Журнал Наш Современник 2008 #10
Шрифт:
Но, когда со щукой дело имеешь, надо держать ухо востро и не зевать: у хищницы уцепистые зубы, прилипчивые жабры и, как бритва, тонкие щёки. И только я расслабился слегка, выпутывая из ячеи улов, щука, резко изогнувшись, ухватила мой палец, вонзила зубы. "Господи, больно-то как!" — хочется мне завопить на всю реку. Но я сдерживаюсь из последних сил.
"Ну помоги мне хоть чем-нибудь!" — с раздражением кричу я жене.
"Ну чем я тебе помогу-то?" — она склонилась надо мною сзади, дышит в шею, ей жалко меня, но и хочется засмеяться, ибо действительно в нелепом, беспомощном положении оказался муж. "Бестолковая, нож дай, нож!"

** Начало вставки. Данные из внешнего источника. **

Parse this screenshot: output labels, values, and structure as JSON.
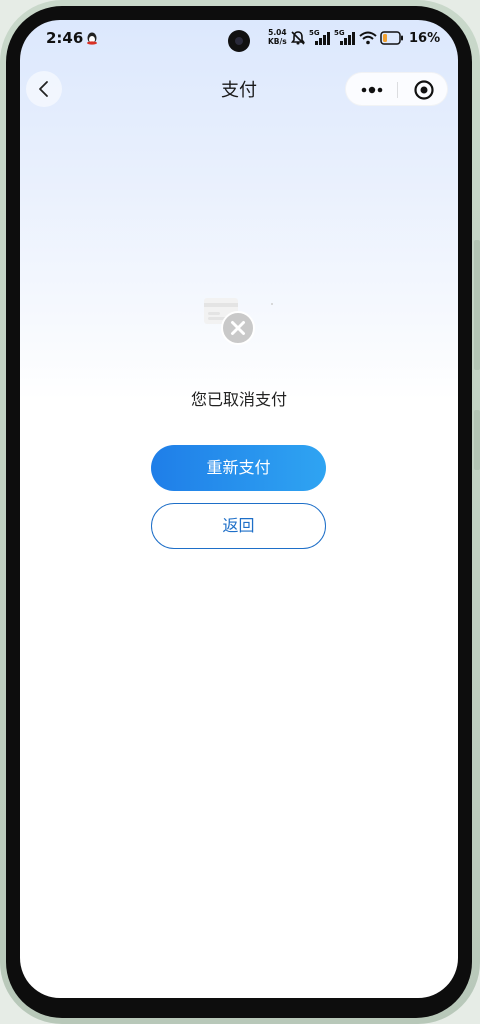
{
  "status_bar": {
    "time": "2:46",
    "net_speed_value": "5.04",
    "net_speed_unit": "KB/s",
    "signal_1_label": "5G",
    "signal_2_label": "5G",
    "battery_percent": "16%"
  },
  "nav": {
    "title": "支付"
  },
  "result": {
    "message": "您已取消支付"
  },
  "buttons": {
    "repay_label": "重新支付",
    "back_label": "返回"
  },
  "colors": {
    "primary_blue": "#1f7ee8",
    "primary_blue_end": "#2fa4f2",
    "outline_blue": "#1e6fc8",
    "battery_low": "#f0a030"
  },
  "icons": {
    "back": "chevron-left-icon",
    "more": "more-dots-icon",
    "close_miniprogram": "target-circle-icon",
    "status": "cancel-x-icon"
  }
}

Вот всех этих тонкостей и не найти в дневнике; когда вёл записи в девяносто третьем, тогда досадный случай показался пустяшным, не стоящим перевода чернил и бумаги, ибо
…А следующим днём вынимаю сеть из воды и невольно устрашаюсь. Что за диво? Снасть моя в ком-жом, и из этой путаницы глядят на меня три головы змия-горыныча. Скрутились три щуки в груд: матуха-икрянка, а на ней сидят верхом два самца-молокана. Ну тут уж, наученный минувшим днем, доставал улов с осторожностью, надежно уцепив "полотуху" за глазницы. Дома свесил хищницу на безмене, и потянула она на восемь кило, а длиною оказалась мне до плеча. А щурята-молоканы, что сидели на мамке верхом, как клещи, были вовсе недомерки, граммов по шестьсот. Но коли припутались к речной матерой "бабе", значит, понадобились ей в урочный час, ибо в природе всё устроено "путно", в свой черёд, по росписи, и во второй сорт никто не будет выкинут, всяк пригодится по мужицкому делу, какой бы ни удался по рождении…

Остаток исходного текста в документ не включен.